“Beto Bom de Bola” – vaias e violão quebrado no Festival da Record 1967

 

A chamada “Era dos Festivais”, que ocorreu no Brasil na segunda metade da década de 60, produziu tantos frutos e histórias que modificaram, por completo, a história da Música Popular Brasileira. Um dos festivais mais marcantes, sem dúvida, foi o III Festival da Música Popular Brasileira, da Rede Record, em 1967.

Naquele ano, o festival era assunto obrigatório nas universidades, nos bares, todo mundo tomava partido de uma ou de outra canção.
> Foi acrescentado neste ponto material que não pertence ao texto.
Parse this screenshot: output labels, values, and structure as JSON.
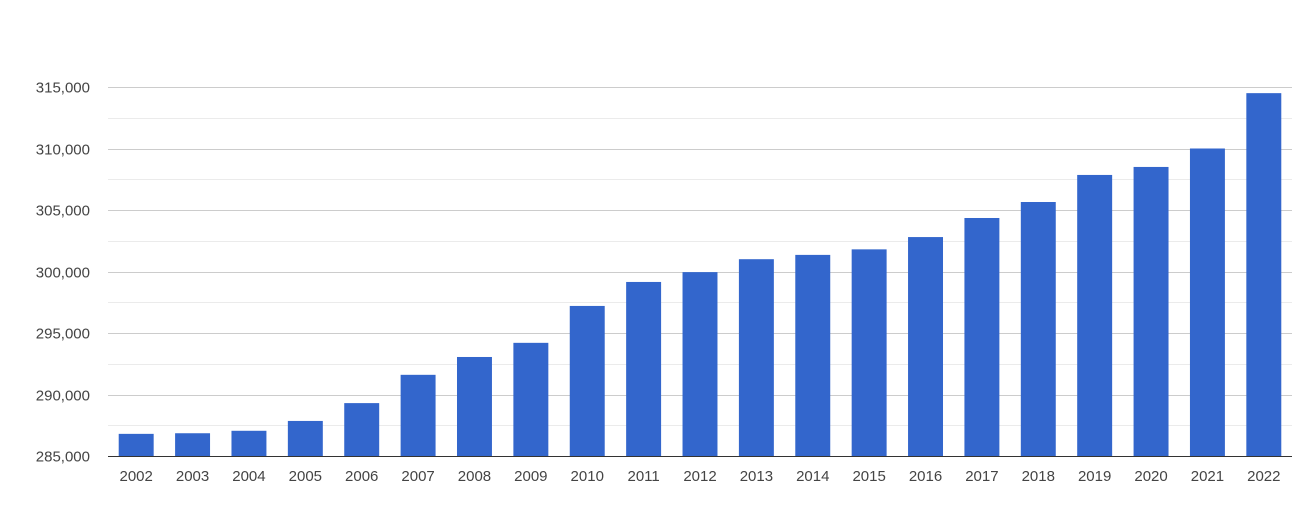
{
  "chart_data": {
    "type": "bar",
    "title": "",
    "xlabel": "",
    "ylabel": "",
    "categories": [
      "2002",
      "2003",
      "2004",
      "2005",
      "2006",
      "2007",
      "2008",
      "2009",
      "2010",
      "2011",
      "2012",
      "2013",
      "2014",
      "2015",
      "2016",
      "2017",
      "2018",
      "2019",
      "2020",
      "2021",
      "2022"
    ],
    "values": [
      286800,
      286850,
      287050,
      287850,
      289300,
      291600,
      293050,
      294200,
      297200,
      299150,
      299950,
      301000,
      301350,
      301800,
      302800,
      304350,
      305650,
      307850,
      308500,
      310000,
      314500
    ],
    "ylim": [
      285000,
      315000
    ],
    "y_ticks": [
      285000,
      290000,
      295000,
      300000,
      305000,
      310000,
      315000
    ],
    "y_tick_labels": [
      "285,000",
      "290,000",
      "295,000",
      "300,000",
      "305,000",
      "310,000",
      "315,000"
    ],
    "bar_color": "#3366cc",
    "grid": true,
    "legend": "none"
  }
}
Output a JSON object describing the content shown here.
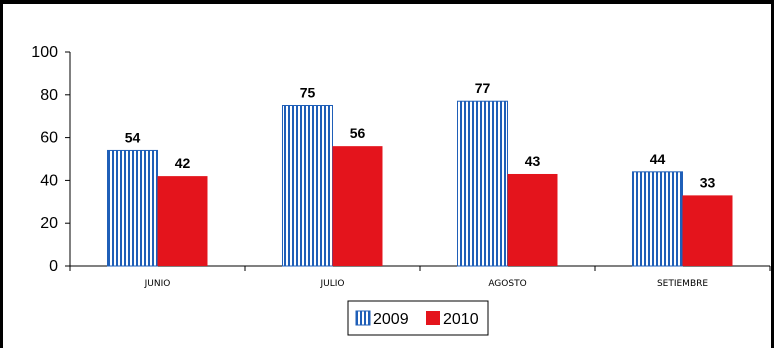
{
  "chart_data": {
    "type": "bar",
    "categories": [
      "JUNIO",
      "JULIO",
      "AGOSTO",
      "SETIEMBRE"
    ],
    "series": [
      {
        "name": "2009",
        "values": [
          54,
          75,
          77,
          44
        ],
        "color": "#1f5fb8",
        "pattern": "vertical-stripes"
      },
      {
        "name": "2010",
        "values": [
          42,
          56,
          43,
          33
        ],
        "color": "#e4141c"
      }
    ],
    "yticks": [
      "0",
      "20",
      "40",
      "60",
      "80",
      "100"
    ],
    "ylim": [
      0,
      100
    ],
    "legend": "bottom-center",
    "grid": false
  }
}
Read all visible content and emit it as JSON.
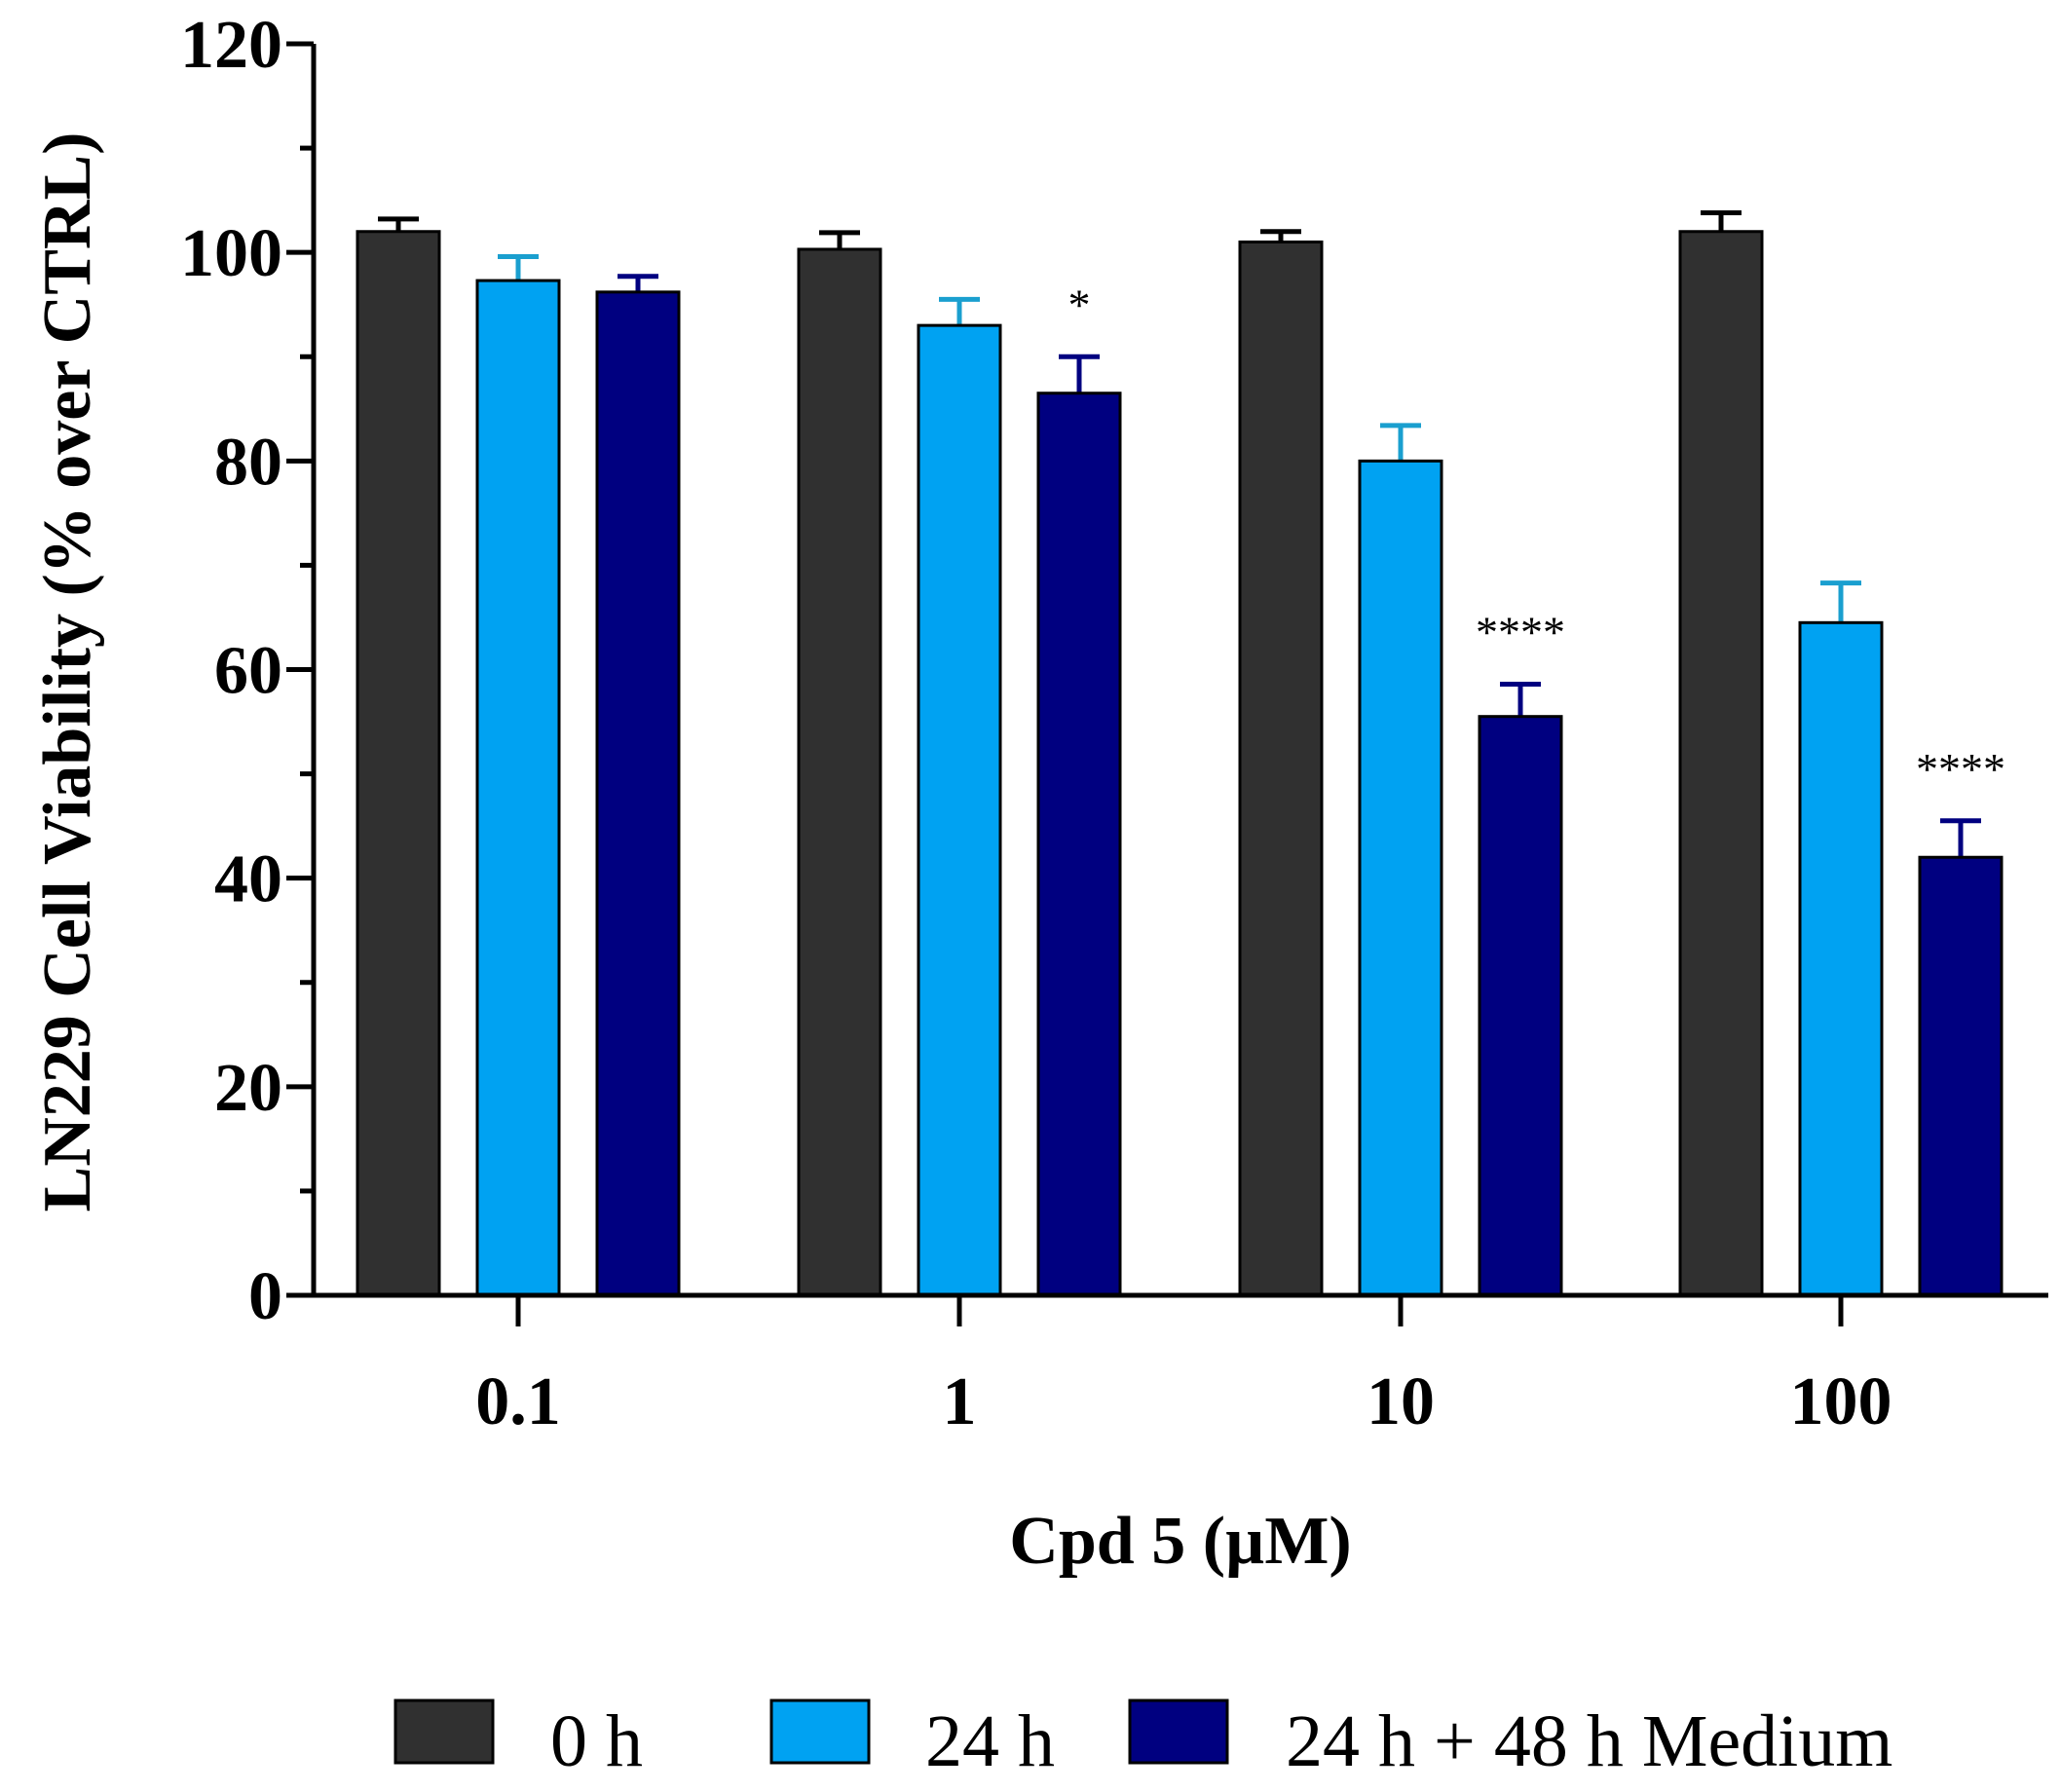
{
  "chart_data": {
    "type": "bar",
    "title": "",
    "xlabel": "Cpd 5 (µM)",
    "ylabel": "LN229 Cell Viability (% over CTRL)",
    "ylim": [
      0,
      120
    ],
    "yticks": [
      0,
      20,
      40,
      60,
      80,
      100,
      120
    ],
    "categories": [
      "0.1",
      "1",
      "10",
      "100"
    ],
    "series": [
      {
        "name": "0 h",
        "color": "#303030",
        "error_color": "#000000",
        "values": [
          102,
          100.3,
          101,
          102
        ],
        "errors": [
          1.2,
          1.6,
          1.0,
          1.8
        ]
      },
      {
        "name": "24 h",
        "color": "#00a2f2",
        "error_color": "#1a9fcf",
        "values": [
          97.3,
          93,
          80,
          64.5
        ],
        "errors": [
          2.3,
          2.5,
          3.4,
          3.8
        ]
      },
      {
        "name": "24 h + 48 h Medium",
        "color": "#000080",
        "error_color": "#000080",
        "values": [
          96.2,
          86.5,
          55.5,
          42
        ],
        "errors": [
          1.5,
          3.5,
          3.1,
          3.5
        ]
      }
    ],
    "annotations": [
      {
        "category": "1",
        "series": "24 h + 48 h Medium",
        "text": "*"
      },
      {
        "category": "10",
        "series": "24 h + 48 h Medium",
        "text": "****"
      },
      {
        "category": "100",
        "series": "24 h + 48 h Medium",
        "text": "****"
      }
    ],
    "legend_position": "bottom",
    "grid": false
  }
}
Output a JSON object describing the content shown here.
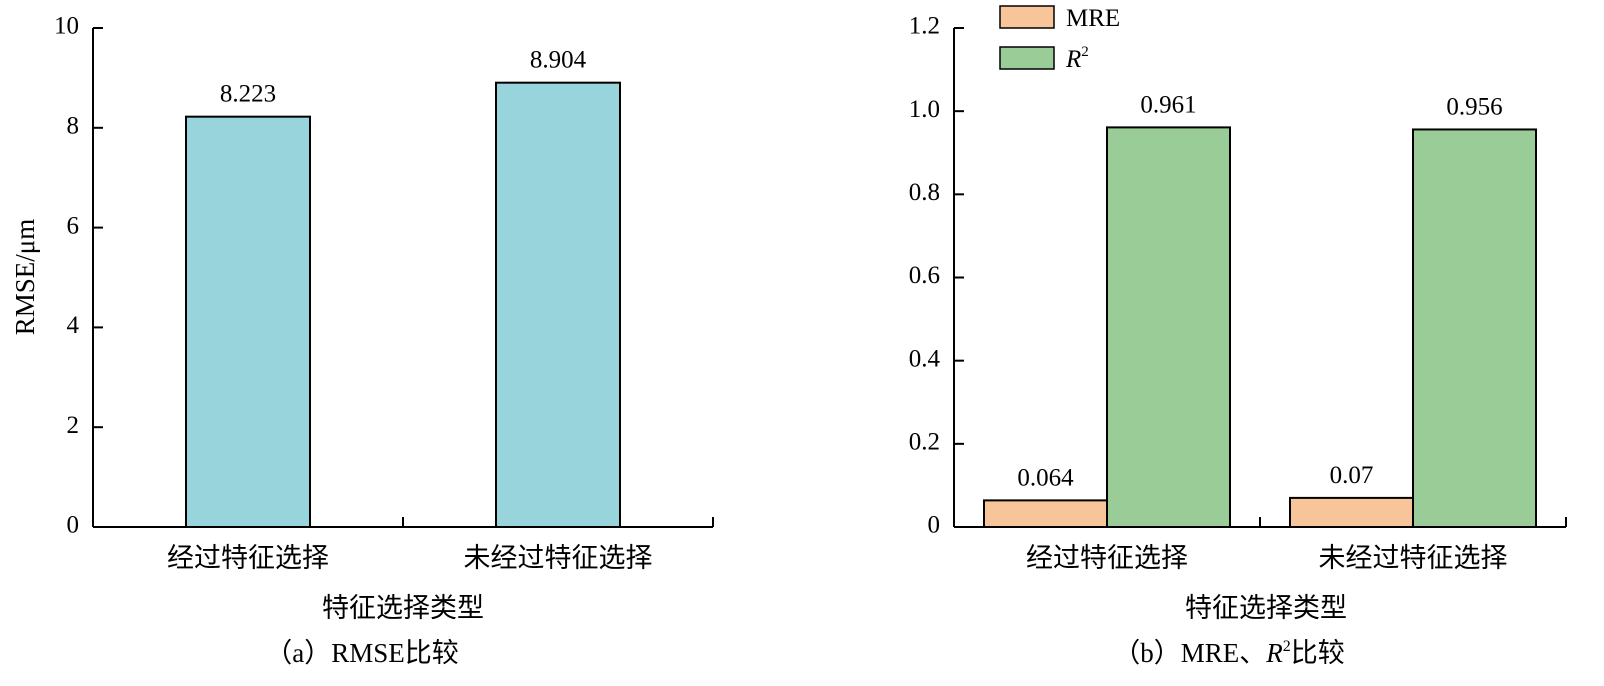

No teatro Record aparecia uma nova geração da Música Brasileira: Chico Buarque (Roda Viva), Gilberto Gil (Domingo no parque), Caetano Veloso (Alegria, Alegria), Roberto Carlos (Maria, carnaval e Cinzas), Edu Lobo (Ponteio), Elis Regina (O Cantador), Nara Leão (A estrada e o violeiro), Jair Rodrigues, Geraldo Vandré (Ventania), Nana Caymmi (Bom Dia), Sérgio Ricardo (Beto Bom de Bola) e MPB 4 (Gabriela) competiam entre si em um programa ao vivo.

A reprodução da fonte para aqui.